During the following turns, I swapped briefly into the Professional Army policy to upgrade my archers into crossbows at 100 gold apiece. Those discounted upgrades are almost a little too good - I do love having that policy though. It was painful to spend even a few turns running the policy though, since I had to give up an economic policy in my Wildcard slot to fit it into my Classical Republic government. It bears repeating again here: my civ was broke! This was the weakest economic performance that I had encountered in any of my games to date. When I was in Professional Army, I was making single digit gold per turn, no joke. It turns out that spreading your empire far and wide while also maintaining a good sized army can get pretty expensive in this game. I had Commercial districts and markets and trade routes coming online, but it took time to get the economic engine up and running. In my previous games, I had much smaller and "taller" empires that had less overhead on expenses and therefore ran further in the black on income. On the plus side, however, all these cities were doing wonders for my science rate. I was at least a dozen turns ahead of the tech pace in my Some Like It Hot game with Montezuma, and I had been pretty happy with the performance there. I just had to make this whole balancing act work a while longer as my empire continued to develop.
Anyway, the above picture makes it pretty clear what the next move would be. Greece was strong on culture and religion, but painfully weak in military strength. I think Pericles was even lower in military ranking than Tomyris had been, and that was saying something. I arranged my forces on the border the way that I wanted them, declared war, and moved in for the kill.

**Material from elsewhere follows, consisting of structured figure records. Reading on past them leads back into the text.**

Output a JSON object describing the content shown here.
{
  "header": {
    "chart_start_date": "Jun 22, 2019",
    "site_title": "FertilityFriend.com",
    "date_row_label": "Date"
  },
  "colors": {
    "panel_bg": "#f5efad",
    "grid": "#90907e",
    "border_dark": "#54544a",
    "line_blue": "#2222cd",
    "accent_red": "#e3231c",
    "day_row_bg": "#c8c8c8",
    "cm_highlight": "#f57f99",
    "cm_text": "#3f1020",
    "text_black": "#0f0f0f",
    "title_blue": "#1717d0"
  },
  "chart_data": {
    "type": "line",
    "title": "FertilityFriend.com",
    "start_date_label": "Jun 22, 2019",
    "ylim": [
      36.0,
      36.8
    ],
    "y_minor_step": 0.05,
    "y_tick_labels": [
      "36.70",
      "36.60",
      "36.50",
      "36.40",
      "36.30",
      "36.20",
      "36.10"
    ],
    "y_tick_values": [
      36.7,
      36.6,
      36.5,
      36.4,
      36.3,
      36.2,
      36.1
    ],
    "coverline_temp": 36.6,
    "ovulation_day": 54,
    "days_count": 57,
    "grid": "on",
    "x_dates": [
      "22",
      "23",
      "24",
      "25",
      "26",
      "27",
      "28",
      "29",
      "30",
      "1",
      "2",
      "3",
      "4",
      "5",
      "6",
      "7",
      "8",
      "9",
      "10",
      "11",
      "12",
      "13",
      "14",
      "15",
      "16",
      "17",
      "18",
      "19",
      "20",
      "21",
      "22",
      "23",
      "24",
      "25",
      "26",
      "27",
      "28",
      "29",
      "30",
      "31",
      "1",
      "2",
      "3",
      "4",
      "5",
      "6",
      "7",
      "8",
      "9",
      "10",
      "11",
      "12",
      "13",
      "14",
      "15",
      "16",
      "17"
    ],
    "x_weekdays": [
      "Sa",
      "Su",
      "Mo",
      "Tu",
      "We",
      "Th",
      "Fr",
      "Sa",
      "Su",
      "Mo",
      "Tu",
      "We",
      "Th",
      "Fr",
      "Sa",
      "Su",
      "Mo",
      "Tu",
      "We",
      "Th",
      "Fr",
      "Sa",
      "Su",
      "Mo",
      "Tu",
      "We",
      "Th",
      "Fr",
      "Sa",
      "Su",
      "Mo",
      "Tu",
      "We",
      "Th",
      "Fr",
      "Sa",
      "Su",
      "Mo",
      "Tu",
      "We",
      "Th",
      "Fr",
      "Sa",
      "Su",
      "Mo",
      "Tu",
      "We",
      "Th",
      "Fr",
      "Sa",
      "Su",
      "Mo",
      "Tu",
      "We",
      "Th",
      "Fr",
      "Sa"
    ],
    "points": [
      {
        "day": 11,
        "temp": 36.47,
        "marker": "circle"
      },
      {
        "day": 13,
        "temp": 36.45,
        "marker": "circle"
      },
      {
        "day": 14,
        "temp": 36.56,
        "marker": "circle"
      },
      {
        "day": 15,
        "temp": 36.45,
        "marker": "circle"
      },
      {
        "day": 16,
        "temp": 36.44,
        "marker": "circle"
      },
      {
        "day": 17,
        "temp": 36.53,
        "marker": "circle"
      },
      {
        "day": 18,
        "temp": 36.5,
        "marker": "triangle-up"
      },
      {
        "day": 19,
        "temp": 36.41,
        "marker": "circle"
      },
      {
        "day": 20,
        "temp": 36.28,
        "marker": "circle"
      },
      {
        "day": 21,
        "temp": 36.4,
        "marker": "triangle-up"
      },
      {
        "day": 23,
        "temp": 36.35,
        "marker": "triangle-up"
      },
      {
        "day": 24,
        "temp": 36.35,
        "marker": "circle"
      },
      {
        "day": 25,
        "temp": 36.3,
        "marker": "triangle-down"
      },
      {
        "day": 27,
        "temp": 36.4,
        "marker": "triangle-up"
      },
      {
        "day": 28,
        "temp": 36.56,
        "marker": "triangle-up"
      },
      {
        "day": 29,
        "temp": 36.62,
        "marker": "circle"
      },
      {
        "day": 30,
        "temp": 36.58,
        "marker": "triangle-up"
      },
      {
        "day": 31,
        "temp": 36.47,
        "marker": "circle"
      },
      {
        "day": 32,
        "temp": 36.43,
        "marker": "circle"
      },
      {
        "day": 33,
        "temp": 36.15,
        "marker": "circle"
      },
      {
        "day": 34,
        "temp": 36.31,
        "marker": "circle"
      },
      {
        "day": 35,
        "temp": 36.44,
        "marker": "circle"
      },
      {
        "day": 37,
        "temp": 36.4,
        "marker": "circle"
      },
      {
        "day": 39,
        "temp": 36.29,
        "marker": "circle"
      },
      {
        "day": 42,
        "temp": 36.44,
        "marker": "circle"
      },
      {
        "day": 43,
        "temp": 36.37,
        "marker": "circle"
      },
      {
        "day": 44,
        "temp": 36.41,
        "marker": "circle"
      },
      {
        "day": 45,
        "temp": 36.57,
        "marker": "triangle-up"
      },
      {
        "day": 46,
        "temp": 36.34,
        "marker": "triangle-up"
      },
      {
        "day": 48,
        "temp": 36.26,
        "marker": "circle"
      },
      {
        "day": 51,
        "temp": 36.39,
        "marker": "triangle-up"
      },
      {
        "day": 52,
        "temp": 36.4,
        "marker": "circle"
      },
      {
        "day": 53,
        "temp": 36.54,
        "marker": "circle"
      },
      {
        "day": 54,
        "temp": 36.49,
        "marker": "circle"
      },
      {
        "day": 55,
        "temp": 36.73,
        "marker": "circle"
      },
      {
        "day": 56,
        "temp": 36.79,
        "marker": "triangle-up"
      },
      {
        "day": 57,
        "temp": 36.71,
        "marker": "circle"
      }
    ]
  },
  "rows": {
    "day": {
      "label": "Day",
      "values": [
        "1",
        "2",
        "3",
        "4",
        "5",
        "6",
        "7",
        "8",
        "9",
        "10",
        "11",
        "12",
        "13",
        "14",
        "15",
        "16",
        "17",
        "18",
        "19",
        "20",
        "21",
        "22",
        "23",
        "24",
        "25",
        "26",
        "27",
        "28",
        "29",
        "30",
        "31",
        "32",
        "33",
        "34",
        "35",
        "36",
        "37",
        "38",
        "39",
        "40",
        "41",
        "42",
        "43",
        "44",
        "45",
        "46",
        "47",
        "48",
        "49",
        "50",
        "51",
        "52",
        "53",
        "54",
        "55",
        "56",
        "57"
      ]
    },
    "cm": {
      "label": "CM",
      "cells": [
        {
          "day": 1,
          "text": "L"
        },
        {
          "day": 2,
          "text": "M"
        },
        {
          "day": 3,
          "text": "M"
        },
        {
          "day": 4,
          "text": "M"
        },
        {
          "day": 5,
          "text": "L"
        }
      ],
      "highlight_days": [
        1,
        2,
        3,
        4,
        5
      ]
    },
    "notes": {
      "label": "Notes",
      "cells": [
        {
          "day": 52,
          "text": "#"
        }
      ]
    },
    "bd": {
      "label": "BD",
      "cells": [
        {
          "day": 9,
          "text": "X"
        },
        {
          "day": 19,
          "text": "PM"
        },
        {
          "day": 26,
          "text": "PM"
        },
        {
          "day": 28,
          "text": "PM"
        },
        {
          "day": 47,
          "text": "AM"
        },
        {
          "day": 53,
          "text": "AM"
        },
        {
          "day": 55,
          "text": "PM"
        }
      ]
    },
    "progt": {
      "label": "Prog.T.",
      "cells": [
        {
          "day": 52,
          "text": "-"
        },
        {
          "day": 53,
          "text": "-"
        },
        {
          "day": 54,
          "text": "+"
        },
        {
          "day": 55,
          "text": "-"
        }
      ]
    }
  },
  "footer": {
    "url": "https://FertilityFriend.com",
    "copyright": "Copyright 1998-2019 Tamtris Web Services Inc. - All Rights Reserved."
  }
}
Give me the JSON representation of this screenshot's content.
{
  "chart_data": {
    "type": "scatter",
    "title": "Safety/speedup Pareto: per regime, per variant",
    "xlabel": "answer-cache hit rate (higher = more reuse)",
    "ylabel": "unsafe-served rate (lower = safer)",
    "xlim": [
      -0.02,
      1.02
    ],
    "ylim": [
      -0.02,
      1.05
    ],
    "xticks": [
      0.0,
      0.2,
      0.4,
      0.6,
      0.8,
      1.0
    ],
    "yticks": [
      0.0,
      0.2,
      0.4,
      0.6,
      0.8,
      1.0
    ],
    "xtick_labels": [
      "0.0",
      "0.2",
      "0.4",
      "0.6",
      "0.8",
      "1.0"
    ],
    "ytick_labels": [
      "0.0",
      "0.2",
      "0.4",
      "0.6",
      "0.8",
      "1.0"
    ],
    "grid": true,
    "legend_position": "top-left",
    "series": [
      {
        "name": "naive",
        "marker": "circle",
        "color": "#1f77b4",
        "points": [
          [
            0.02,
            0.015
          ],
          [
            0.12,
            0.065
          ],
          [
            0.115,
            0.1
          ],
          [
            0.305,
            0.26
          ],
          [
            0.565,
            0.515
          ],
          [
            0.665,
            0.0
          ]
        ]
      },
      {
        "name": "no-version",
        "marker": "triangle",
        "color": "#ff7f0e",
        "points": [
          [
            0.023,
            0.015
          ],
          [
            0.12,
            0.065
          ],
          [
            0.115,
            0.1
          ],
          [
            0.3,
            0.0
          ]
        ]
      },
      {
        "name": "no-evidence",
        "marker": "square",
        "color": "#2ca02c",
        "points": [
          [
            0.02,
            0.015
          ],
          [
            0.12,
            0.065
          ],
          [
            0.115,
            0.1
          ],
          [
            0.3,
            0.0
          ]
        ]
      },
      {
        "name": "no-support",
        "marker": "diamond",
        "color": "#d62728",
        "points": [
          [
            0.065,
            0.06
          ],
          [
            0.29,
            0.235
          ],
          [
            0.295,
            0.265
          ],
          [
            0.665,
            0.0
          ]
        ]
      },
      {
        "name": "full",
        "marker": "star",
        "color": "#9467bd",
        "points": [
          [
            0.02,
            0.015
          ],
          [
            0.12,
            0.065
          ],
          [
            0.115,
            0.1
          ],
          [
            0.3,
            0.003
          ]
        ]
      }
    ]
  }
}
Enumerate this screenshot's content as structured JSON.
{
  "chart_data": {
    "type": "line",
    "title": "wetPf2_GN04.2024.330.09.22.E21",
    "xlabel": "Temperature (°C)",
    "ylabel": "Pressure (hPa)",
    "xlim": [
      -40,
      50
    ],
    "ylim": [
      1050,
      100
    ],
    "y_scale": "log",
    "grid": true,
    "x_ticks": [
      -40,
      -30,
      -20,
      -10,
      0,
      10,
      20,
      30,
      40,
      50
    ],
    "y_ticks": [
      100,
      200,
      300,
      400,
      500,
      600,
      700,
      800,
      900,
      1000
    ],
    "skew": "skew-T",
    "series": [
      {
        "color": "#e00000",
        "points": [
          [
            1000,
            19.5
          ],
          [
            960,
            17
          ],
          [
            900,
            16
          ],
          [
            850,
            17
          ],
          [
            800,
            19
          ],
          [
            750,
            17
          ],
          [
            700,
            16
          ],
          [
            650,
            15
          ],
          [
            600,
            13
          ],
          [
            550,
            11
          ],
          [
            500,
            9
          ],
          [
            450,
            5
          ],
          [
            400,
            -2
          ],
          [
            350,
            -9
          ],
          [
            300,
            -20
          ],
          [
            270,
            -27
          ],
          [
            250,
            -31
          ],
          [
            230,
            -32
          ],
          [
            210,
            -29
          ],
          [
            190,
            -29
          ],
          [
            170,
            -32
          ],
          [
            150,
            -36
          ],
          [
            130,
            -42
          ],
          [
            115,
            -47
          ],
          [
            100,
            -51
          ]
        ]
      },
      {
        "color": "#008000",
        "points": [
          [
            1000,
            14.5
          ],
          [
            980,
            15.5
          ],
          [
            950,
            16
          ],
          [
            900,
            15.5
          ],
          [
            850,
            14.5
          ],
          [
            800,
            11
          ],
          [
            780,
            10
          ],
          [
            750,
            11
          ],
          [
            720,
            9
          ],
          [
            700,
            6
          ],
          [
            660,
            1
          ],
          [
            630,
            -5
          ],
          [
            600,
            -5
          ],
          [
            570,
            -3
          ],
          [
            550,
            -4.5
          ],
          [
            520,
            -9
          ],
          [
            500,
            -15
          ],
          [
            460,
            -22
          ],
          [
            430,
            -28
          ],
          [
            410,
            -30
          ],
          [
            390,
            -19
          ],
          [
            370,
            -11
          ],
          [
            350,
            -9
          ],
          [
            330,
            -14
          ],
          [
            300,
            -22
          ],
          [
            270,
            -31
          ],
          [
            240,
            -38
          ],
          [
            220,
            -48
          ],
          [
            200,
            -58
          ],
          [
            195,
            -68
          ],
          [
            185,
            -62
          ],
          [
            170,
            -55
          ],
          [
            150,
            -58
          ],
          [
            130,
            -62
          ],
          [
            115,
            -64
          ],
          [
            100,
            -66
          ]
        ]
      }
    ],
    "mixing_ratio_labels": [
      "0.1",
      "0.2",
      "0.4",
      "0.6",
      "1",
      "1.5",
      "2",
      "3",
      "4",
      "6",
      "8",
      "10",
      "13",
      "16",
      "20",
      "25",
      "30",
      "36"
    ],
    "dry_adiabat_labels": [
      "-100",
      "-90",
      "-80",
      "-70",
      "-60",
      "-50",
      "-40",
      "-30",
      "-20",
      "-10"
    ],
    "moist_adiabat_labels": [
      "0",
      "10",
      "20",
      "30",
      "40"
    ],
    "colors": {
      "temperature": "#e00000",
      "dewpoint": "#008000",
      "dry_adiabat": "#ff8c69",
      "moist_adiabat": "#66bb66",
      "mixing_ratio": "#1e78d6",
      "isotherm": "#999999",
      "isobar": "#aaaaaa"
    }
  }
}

I even managed to snipe a Zoroastrian apostle on the starting turn that could have made trouble otherwise.
Pericles put up little resistance when it came to this latest war. The most formidable military obstacle was his city state allies - it's remarkable how removing the strategic resource requirement for their units has made them so much stronger. (Firaxis should do the same thing for the AI on higher difficulties.) I had been allied with Hong Kong for some time, and they duked it out with Vilnius, with the two of them largely fighting to a stalemate. I took this opportunity to drop some envoys into Brussels and successfully flipped it from Greek to Arabian control. This wasn't even a waste of envoys, as I could use the district bonus from Industrial city state Brussels in my many Industrial zones. Pericles only made one successful attack: there was one turn where he built a new crossbow, moved it out of Athens and attacked one of my own crossbows, then bombarded it with the city walls. That was enough to instantly kill my unit before I had a chance to respond. Otherwise, he did nothing of consequence as I sieged down his cities one after another. This was pretty sad. Pericles was defeated on Turn 147.
At the same time, I was completing research on Industrialization tech and making contact with the AI civs on the other continent. This was the start of a new era as I began to move from conquest to consolidation, and started focusing on the space race in earnest. It was time to move into the second half of the game and see if the results of my early aggression would bear fruit.